Sequence of Electrical and Mechanical Responses:

  1. Neuromuscular Junction (release of chemical neurotransmitter)
  2. Endplate Potential
  3. Propagated Action Potential ("all or none")
  4. Motor unit Action Potential Train (asynchronous activation of different motor units, and traveling along muscle fibers)
  5. AP affects T-tubules
  6. Ca+2 ions released from sarcoplasmic reticulum into sarcoplasm and myofibrils
  7. Formation of crossbridges
  8. Crossbridges produce mechanical force leading to stretch of connective tissue
  9. Application of contractile force (physiological advantage) to bone
  10. Production of joint movement (mechanical advantage)

Biological variables which may affect the EMG signal include:

  1. Force of muscular contraction, in turn related to number of motor units firing,
  2. Size of muscle,
  3. Position of muscle (superficial vs. deep), and
  4. Thickness of subcutaneous fat, an electrical insulator

Technical variables which may affect the signal include:

  1. Skin preparation, which determines skin impedance
  2. Distance between electrodes
  3. Position of electrode relative to muscle and
  4. Orientation of electrodes, with respect to muscle fiber direction

Quantification of EMG:

Methods are still being developed. "On" and "off" times for muscle activity are difficult to specify. The complex signal can be modified by converting all negative voltages to positive and then integrating the signal by calculating the area under the curve during a certain period. A plot of mean amplitudes can be used to describe the change in activation levels over time. The time constant (period during which the mean is calculated) can be varied and will affect the smoothness of the signal.

Our computer software does not allow this type of integration, but will provide a statistical analysis of a segment of the recording. The standard deviation from this analysis will be used as a measure of the electrical activity associated with muscle contraction, and therefore as our indirect measure of motor unit activity during muscle contraction.

Relationship between EMG and Force:

In 1952, Inman and colleagues published a paper supporting a direct relationship between the quantified EMG signal and joint movement for isometric contractions. However, they noted that when joint angle changed (i.e. muscle length was altered), that relationship changed.

Force and Length:

As a muscle is lengthened beyond resting length, connective tissue is stretched and tensile force is produced, but connective tissue does not produce an electrical signal.

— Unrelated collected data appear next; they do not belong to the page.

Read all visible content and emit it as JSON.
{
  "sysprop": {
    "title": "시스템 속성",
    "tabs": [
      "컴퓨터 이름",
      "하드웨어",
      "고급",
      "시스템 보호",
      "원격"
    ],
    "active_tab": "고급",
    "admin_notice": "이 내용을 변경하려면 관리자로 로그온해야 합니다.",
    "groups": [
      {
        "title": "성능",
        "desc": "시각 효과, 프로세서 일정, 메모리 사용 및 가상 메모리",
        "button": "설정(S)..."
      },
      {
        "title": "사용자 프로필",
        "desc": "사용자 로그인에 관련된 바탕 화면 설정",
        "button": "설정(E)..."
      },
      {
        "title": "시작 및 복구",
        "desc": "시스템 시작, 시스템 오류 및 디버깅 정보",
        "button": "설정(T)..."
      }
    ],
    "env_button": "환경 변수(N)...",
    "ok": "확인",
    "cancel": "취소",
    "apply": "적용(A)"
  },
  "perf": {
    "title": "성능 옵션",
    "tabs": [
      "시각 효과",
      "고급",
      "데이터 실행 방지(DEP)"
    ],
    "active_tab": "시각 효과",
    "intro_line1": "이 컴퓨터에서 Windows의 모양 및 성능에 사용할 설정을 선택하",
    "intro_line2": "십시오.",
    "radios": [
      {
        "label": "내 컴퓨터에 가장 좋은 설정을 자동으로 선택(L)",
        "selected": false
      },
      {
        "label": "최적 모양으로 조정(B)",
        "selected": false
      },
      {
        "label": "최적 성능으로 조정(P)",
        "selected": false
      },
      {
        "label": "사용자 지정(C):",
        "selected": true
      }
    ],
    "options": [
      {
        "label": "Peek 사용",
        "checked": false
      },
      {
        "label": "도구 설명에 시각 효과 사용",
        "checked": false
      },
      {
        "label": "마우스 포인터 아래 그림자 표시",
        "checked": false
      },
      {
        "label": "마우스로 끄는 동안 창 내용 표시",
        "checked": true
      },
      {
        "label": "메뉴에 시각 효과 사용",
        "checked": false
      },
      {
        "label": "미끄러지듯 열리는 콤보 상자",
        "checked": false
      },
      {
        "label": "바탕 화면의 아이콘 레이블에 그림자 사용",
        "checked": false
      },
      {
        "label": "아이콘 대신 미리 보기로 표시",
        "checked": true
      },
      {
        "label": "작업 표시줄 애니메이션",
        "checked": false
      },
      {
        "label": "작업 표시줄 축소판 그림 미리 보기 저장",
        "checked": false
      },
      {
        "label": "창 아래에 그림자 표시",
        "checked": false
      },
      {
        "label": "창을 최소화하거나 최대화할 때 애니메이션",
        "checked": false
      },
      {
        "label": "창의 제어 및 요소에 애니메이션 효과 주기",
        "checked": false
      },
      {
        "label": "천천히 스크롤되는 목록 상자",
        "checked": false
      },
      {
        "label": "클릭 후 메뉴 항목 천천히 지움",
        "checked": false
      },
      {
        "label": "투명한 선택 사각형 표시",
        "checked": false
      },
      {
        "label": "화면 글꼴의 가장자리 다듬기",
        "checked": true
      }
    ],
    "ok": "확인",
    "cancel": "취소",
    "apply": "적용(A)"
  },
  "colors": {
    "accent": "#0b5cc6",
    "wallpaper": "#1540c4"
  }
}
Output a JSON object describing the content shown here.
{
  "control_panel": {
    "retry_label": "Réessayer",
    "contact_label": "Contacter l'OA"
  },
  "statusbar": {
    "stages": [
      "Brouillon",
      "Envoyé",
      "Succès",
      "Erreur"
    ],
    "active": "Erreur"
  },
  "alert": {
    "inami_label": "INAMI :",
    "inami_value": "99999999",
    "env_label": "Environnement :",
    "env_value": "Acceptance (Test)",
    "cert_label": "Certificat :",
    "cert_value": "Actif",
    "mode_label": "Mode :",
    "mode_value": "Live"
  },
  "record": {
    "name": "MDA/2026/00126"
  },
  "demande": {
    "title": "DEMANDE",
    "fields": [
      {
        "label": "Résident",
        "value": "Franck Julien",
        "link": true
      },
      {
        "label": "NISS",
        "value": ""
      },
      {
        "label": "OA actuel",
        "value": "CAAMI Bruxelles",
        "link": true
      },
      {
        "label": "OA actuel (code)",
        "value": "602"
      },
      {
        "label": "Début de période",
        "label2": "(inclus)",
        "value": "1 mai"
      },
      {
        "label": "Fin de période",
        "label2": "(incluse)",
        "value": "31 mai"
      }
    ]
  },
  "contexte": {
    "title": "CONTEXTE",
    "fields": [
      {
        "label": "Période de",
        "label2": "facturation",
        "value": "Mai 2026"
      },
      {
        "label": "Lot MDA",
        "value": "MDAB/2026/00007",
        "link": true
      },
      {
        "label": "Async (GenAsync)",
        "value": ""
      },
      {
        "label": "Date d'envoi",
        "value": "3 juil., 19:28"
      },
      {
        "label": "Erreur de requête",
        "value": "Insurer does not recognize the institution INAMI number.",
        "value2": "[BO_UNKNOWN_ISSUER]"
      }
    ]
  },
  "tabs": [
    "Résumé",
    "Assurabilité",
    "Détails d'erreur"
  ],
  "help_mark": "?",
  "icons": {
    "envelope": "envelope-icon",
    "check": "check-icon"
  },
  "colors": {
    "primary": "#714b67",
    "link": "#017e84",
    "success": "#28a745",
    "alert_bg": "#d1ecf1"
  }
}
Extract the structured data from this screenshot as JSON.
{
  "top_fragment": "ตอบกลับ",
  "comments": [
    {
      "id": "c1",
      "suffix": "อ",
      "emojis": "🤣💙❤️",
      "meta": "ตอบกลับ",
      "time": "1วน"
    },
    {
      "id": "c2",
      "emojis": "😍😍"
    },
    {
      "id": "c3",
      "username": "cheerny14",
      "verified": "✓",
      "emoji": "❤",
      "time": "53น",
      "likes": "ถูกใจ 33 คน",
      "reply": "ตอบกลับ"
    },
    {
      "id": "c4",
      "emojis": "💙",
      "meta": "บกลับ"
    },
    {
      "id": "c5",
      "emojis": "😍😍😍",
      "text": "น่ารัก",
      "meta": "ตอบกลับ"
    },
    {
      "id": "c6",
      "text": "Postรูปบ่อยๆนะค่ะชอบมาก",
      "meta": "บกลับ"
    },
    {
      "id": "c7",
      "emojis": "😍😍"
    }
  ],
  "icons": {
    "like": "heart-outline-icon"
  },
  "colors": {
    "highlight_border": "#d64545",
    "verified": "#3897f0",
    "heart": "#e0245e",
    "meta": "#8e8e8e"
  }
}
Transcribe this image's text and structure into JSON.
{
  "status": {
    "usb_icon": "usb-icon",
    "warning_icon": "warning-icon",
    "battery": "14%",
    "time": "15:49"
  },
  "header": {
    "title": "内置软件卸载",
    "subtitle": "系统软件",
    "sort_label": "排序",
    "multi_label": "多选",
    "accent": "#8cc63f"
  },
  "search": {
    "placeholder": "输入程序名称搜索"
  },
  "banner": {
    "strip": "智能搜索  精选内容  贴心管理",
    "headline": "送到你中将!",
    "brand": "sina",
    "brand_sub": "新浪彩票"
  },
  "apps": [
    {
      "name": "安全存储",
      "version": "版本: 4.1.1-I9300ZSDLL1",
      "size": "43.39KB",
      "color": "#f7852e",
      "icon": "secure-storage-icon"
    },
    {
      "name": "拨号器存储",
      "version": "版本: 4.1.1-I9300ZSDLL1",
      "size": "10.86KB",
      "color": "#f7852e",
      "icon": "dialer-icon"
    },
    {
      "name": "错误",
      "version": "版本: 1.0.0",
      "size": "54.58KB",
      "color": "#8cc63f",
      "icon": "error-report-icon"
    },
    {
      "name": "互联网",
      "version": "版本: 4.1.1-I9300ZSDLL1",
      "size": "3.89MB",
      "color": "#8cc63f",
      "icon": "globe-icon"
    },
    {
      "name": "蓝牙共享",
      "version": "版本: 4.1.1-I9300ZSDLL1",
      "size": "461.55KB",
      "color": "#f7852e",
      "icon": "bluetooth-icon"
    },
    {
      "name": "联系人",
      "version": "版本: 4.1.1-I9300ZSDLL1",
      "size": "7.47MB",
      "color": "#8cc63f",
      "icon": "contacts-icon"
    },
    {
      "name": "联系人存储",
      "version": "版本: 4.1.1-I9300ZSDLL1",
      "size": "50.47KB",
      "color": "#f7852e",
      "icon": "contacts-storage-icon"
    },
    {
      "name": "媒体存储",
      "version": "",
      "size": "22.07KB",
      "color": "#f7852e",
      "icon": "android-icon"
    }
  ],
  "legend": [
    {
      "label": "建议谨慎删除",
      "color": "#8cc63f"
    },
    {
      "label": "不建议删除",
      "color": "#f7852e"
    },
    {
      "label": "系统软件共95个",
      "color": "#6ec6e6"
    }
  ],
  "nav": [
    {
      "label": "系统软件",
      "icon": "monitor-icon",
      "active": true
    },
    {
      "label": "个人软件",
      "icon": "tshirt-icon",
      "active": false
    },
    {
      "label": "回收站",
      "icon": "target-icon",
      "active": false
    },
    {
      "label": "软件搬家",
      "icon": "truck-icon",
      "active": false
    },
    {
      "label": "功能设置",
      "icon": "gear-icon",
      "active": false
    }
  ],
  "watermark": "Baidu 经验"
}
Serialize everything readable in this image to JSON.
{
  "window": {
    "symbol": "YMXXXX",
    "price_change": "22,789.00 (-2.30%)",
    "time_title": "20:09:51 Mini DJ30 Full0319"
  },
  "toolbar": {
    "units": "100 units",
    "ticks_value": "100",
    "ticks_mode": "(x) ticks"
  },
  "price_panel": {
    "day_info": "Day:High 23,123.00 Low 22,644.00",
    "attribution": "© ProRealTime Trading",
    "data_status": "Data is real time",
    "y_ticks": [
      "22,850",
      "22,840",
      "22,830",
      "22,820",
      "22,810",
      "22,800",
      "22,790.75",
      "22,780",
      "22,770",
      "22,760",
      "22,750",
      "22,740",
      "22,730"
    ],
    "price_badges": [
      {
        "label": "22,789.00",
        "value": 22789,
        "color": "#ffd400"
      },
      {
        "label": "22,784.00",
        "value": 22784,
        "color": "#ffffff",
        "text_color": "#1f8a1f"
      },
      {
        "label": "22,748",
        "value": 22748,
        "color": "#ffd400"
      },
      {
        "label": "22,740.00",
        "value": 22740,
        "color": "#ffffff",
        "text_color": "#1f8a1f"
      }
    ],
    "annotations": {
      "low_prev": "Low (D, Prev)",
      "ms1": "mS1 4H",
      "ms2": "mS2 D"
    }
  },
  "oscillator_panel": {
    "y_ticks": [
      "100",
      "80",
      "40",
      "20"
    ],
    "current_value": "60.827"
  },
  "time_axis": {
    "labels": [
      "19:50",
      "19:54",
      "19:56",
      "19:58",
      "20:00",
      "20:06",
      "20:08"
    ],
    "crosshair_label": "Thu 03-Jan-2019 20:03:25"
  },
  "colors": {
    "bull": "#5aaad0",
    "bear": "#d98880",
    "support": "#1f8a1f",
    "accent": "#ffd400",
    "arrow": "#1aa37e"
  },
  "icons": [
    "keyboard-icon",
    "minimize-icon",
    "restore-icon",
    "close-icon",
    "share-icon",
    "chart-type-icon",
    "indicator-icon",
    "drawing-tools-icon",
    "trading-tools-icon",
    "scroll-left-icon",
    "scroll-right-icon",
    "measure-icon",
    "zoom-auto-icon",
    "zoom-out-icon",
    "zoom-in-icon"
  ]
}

Also, when a muscle is very short, it cannot produce much force, even when maximally activated. Patla and colleagues showed that as muscle is lengthened, the slope of the isometric force/EMG relationship decreases. For dynamic contractions, the relationship between EMG and work is dependent on the type of contraction.

Any recorded EMG is a relative measure only, and cannot be compared between muscles or between people. It is best compared between different conditions for the same muscle. Changes in length for isometric or dynamic contractions are confounding variables which makes interpretation difficult.

Clinical Uses of EMG:

Tension-Type Headache Patients: Consult the website http://www.drjimboyd.com/emg-data.htm and summarize procedure and results.

Diagnosis of neuromuscular diseases includes thorough medical examination and EMG, including single-fiber, macro EMG, and motor-unit estimation. Additional testing may include lumbar puncture and muscle and nerve biopsies. Consult the Web site:

http://www.clevelandclinic.org/neurology/treat/neuromuscular.htm

Then, list four major types of neuromuscular disease which require these diagnostic tools.